Abascal criticou o sistema de autonomias regionais:
“Põe os espanhóis uns contra os outros, torna-nos desiguais, tira-nos
liberdades e mina o projeto comum de Espanha”.
Dos cerca de 35 milhões de eleitores, e com
participação ligeiramente abaixo da de 2019 (a abstenção cresceu um ponto
percentual, para 36%: também foi de dia de chuva intensa), o PP obteve 31,5%
dos sufrágios; o PSOE fica com 28,11% e o Vox 7,18%. A Unitat Popular (UP) sofre
significativo desgaste e os conservadores liberais do Cidadãos (Cs) desaparecem
do mapa.
O PP engole quase todos os 1,8 milhões de votos que o
Cs obtivera em 2019. Já a fragmentação de forças à esquerda do PSOE prejudica
este último. A desmobilização do eleitorado de esquerda tem de ser tida em
conta. Pesarão muito os 12 milhões que não foram às urnas.
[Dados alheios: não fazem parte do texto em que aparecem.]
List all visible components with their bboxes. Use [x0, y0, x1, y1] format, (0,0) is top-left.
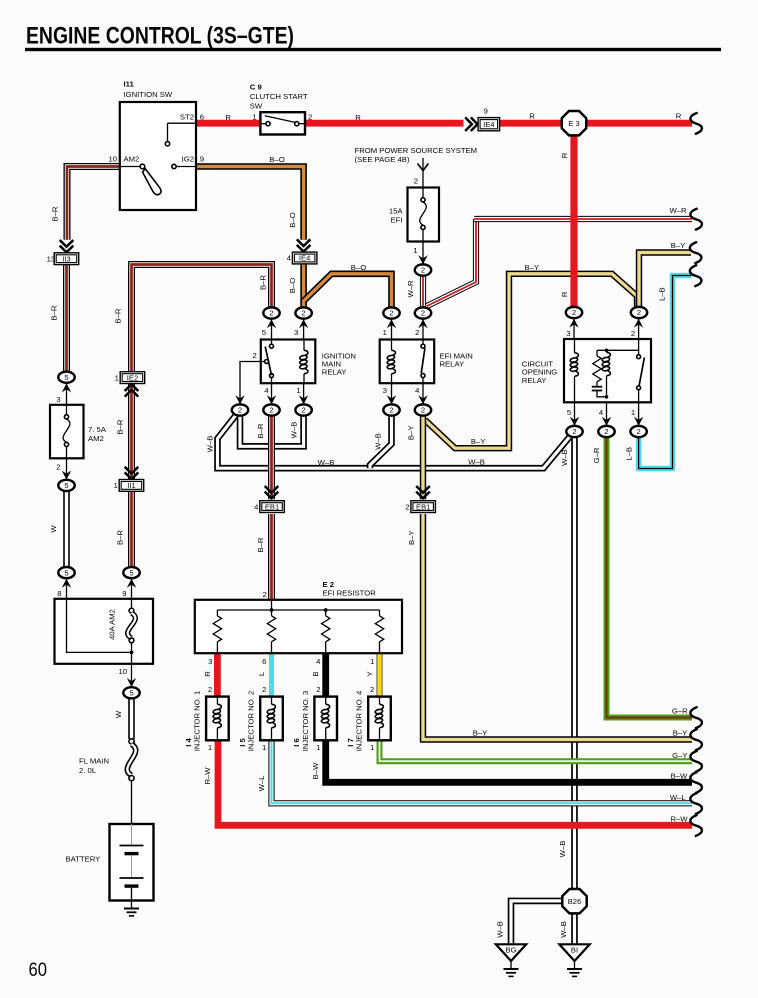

O diário progressista El País, em editorial do dia 29, comentava que “a grande novidade
que o PP enfrenta são muitos municípios e todas as comunidades autónomas”,
exceto Madrid, onde, para governar, terá de pactuar com uma formação de
extrema-direita que questiona, claramente, alguns princípios da democracia. E
advertia os socialistas: “O PSOE deve assumir o erro de uma campanha eleitoral
que converteu em nacional, com o primeiro-ministro a anunciar, em comícios, as
ações do governo, encaradas como promessas eleitorais.”
“A divisão da
esquerda em várias opções, por vezes enfrentadas, é demolidora num sistema
eleitoral como o espanhol, sobretudo se os adversários de direita surgem
agrupados em apenas duas formações, PP e Vox. A unidade da esquerda é a única
opção de competir com alguma possibilidade de êxito com a vaga conservadora que
assola a Europa”, considera José Damíán Recarte, professor de Teoria Política
na Universidade de Castela La Mancha.
Das grandes comunidades autónomas que o PSOE
governava, a sós ou em aliança com grupos de esquerda, sobram apenas Castela La
Mancha, dirigida por Emiliano García Page, um dos maiores críticos internos de
Sánchez, Astúrias (com apoio de esquerda) e Navarra (onde depende do Bildu,
partido nacionalista radical basco herdeiro da Batasuna, braço político da
ETA). E territórios como o da Comunidade Valenciana, o de Aragão, o da Extremadura
ou o das Baleares passam para mãos conservadoras. A Cantábria, onde o PSOE
estava coligado com o Partido Regionalista da Cantábria (PRC), será governada
pelo PP.
A esquerda também perde nas grandes cidades, como
Barcelona ou Valência. Na primeira, acaba a etapa de Ada Colau (do Em Comum
Podemos, ramo catalão da UP), a favor do nacionalista conservador Xavier Trías
(Juntos pela Catalunha), que foi presidente da câmara entre 2011 e 2015 (Trias
venceu, mas não é certo que recupere a autarquia, depende dos pactos entre
partidos, pois em Espanha não há, ao contrário de Portugal, garantia de o mais
votado ser presidente da câmara.
Em Valência, o regionalista de esquerda Joan Ribó, do
partido Compromisso, passará a pasta à feminista liberal María José Catalá, do
PP. Sevilha, uma das esperanças socialistas na Andaluzia, outrora seu principal
viveiro de votos, rendeu-se a José Luis Sanz, do PP, que venceu nas oito
capitais de província andaluzas e governará na região com maioria absoluta. Em
Valladolid, Óscar Puente, putativo sucessor de Sánchez, foi derrotado pelo PP.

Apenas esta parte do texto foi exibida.